-"You my friend are looking for something a little more substantial".
-"Like? And make it simple".
-"Simple... like a radioactive, ah, maniac that kills before he screws. Is that simple enough?"
The low-budget (TV-quality) set in Florida feature "BURNDOWN" plays out like a conventional conspiracy-laced thriller with concerns of meltdown implications, as the mothballed power plant tries to cover up a possible involvement of what points to a radioactive serial killer terrorizing a small town. The investigating sheriff (Peter Firth in laidback mode) is put on vacation due to stepping on the toes of the power plant's influential chief of operations (the robust Hal Orlandini) and that of a leaked story by the sheriff's sly small-time reporter girlfriend (the smoking Cathy Moriarty) implicating them.
I don't know how faithful it's to the source material --- Stuart Collin's novel.
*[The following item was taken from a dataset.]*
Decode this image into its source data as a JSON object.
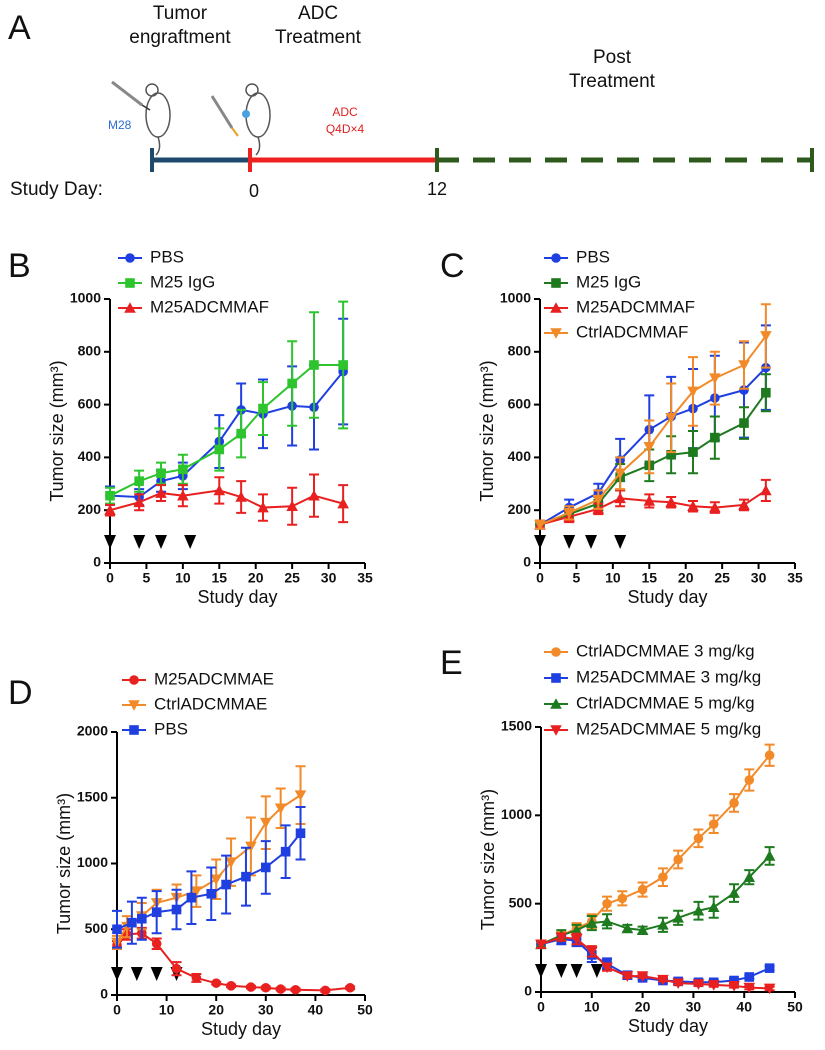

But the way it was advertised and the opening nighttime attack sequence kind of makes you believe you are getting a serial killer premise. And I wished they had focused on that side of the story more than they did. The thorough script seems to centre on the scheming going on behind the scenes at the power plant. Even then there's more time showing our sheriff on vacation and kicking back with his girlfriend. Those few, effective moments involving the serial killer created intrigue and unease. We get POV shots, catch glimpses of the killer's mutated hand gushing with green ooze. He claws faces, breaks necks and then the screen freezes on an inverted image of victim's face. It's not until the cops arrive on the scene we see the aftermath.
Too bad there's a lot of leisured plotting consisting of surveillance, tailing and securitizing, than anything really resembling suspense. When it comes around to its reveal you can't help but be somewhat unsatisfied with its heavy-handed, if preposterous reasoning and left bemused by the abrupt ending. The actual tone throughout can be a little jarring in what feels like slight moments of morbid humor in the script, yet the material just like the performances do have that going through the motions impression. Context should probably be a lot drearier than what's actually delivered.